Tall grass on either side, then a small village. They keep saying "hamlet" which always makes me think of Doonesbury in the Viet Nam years. What is a hamlet? My mom was getting her Masters when I was a kid and she used to read me all her assignments, but I was so young I didn't really process a lot of it. I thought Hamlet and Prince Rillian were the same guy for like ten years, that's all I remember. Oh, and Oedipus and King Lear and the guy from Rapunzel all got blinded, so I drew these weird connections and decided that people get blinded constantly if they don't watch out. (I still kind of believe that one.) I also thought Jesus, Napoleon and Hannibal had a huge war in Israel, in which they rode principally on the backs of giant elephants, and this took place sometime around The Pyramids, BC. History was a lot cooler when I was stupid.
Sorry, what's a hamlet. A hamlet is defined as "smaller than a village," which is itself "smaller than a town." Okay, that mystery was not very mysterious, as it turns out. So Brad and Patterson are watching this hamlet, which is doing nothing interesting unless you find poverty stricken civilian families with children going about their fucking business in a war-torn nation and not doing anything to hurt anybody particularly interesting. The word for father is "Abooy"; the word for mother is "Um-mi." These kids would say "Baba" and "Mama." The word for milk is "haleb."
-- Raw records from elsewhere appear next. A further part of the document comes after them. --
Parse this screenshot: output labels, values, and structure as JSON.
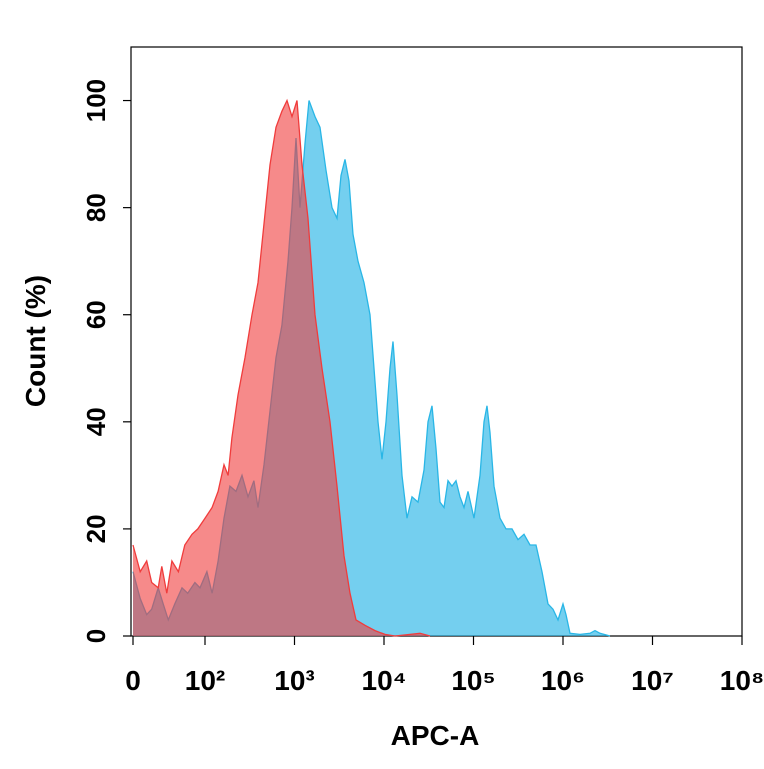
{
  "chart_data": {
    "type": "area",
    "xlabel": "APC-A",
    "ylabel": "Count  (%)",
    "xscale": "biexponential",
    "xlim": [
      0,
      100000000
    ],
    "ylim": [
      0,
      110
    ],
    "xticks": [
      0,
      {
        "value": 100,
        "label": "10²"
      },
      {
        "value": 1000,
        "label": "10³"
      },
      {
        "value": 10000,
        "label": "10⁴"
      },
      {
        "value": 100000,
        "label": "10⁵"
      },
      {
        "value": 1000000,
        "label": "10⁶"
      },
      {
        "value": 10000000,
        "label": "10⁷"
      },
      {
        "value": 100000000,
        "label": "10⁸"
      }
    ],
    "yticks": [
      0,
      20,
      40,
      60,
      80,
      100
    ],
    "series": [
      {
        "color": "#29b6e6",
        "x": [
          0,
          10,
          19,
          26,
          35,
          42,
          49,
          58,
          68,
          76,
          86,
          93,
          105,
          120,
          140,
          163,
          190,
          222,
          259,
          302,
          352,
          391,
          456,
          532,
          621,
          724,
          845,
          938,
          1040,
          1151,
          1309,
          1452,
          1695,
          1928,
          2250,
          2625,
          2986,
          3311,
          3668,
          4063,
          4508,
          5118,
          5984,
          6982,
          7727,
          8570,
          9506,
          10520,
          11670,
          12610,
          13970,
          15890,
          18070,
          20560,
          23990,
          27990,
          31050,
          34360,
          38100,
          42270,
          46770,
          51880,
          57540,
          63680,
          70630,
          78340,
          86900,
          101400,
          118300,
          130900,
          141600,
          152800,
          169400,
          197700,
          230700,
          269200,
          314100,
          366400,
          427600,
          498900,
          582100,
          679200,
          772700,
          879000,
          1000000,
          1081000,
          1197000,
          1549000,
          2005000,
          2280000,
          2590000,
          3351000
        ],
        "values": [
          12,
          7,
          4,
          5,
          9,
          6,
          3,
          6,
          9,
          8,
          10,
          9,
          12,
          8,
          14,
          22,
          28,
          27,
          30,
          26,
          29,
          24,
          32,
          42,
          52,
          58,
          70,
          80,
          93,
          80,
          92,
          100,
          97,
          95,
          87,
          80,
          78,
          86,
          89,
          85,
          75,
          70,
          66,
          60,
          50,
          40,
          33,
          40,
          50,
          55,
          45,
          30,
          22,
          26,
          25,
          31,
          40,
          43,
          35,
          25,
          24,
          29,
          28,
          29,
          26,
          24,
          27,
          22,
          30,
          40,
          43,
          38,
          28,
          22,
          20,
          20,
          18,
          19,
          17,
          17,
          12,
          6,
          5,
          3,
          6,
          4,
          0.5,
          0.3,
          0.5,
          1,
          0.5,
          0
        ]
      },
      {
        "color": "#f03c3c",
        "x": [
          0,
          10,
          19,
          26,
          35,
          40,
          47,
          54,
          63,
          72,
          82,
          90,
          100,
          120,
          140,
          163,
          181,
          200,
          234,
          280,
          335,
          391,
          456,
          532,
          621,
          724,
          824,
          938,
          1067,
          1213,
          1416,
          1695,
          2028,
          2493,
          2986,
          3573,
          4169,
          4865,
          6138,
          7932,
          10250,
          13270,
          25230,
          32660
        ],
        "values": [
          17,
          12,
          14,
          10,
          9,
          13,
          8,
          14,
          12,
          17,
          19,
          20,
          22,
          24,
          27,
          32,
          30,
          37,
          45,
          52,
          60,
          66,
          77,
          88,
          95,
          98,
          100,
          97,
          100,
          88,
          78,
          60,
          50,
          40,
          28,
          15,
          8,
          3,
          2,
          1,
          0.3,
          0,
          0.5,
          0
        ]
      }
    ]
  }
}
"Remember how the kids would come running out to us in Afghanistan?" Patterson grunts in agreement. Nate radios out that there's no enemy presence anywhere; Captain America is looting bodies for beanies, keepsakes. Lilley tapes him, from a distance: "Winning the war one souvenir at a time, right? ...Fucking scumbag, man." Espera barks, "Hey! That's Bravo Three's Commander." They all hoot and laugh into the silence, and watch him with the bodies. Down on their bellies, Brad looks up and sees Captain America approaching. His eyes, they don't focus on anything. They're bifocal, they see something we don't see. I imagine it's a cartoon as big as the world. "Sergeant! For the life of me," he laughs in that conspiratorial, stilted and awkward way he has, "I could only find a black one. Have you located any red ones?" Kocher, staring at him unmoving from his assigned post, admits he hasn't found any hats on dead men's heads for him. "If you do, you'll be sure to let me know?" Cap nods gratefully -- and still commandingly, which is the single greatest thing about the motherfucker. He's commanding entire regiments with this shit, from inside his spooky old head -- and runs off. Brad smiles and laughs sympathetically, but Patterson can barely manage that. The sky is very big, and very blue, overhead.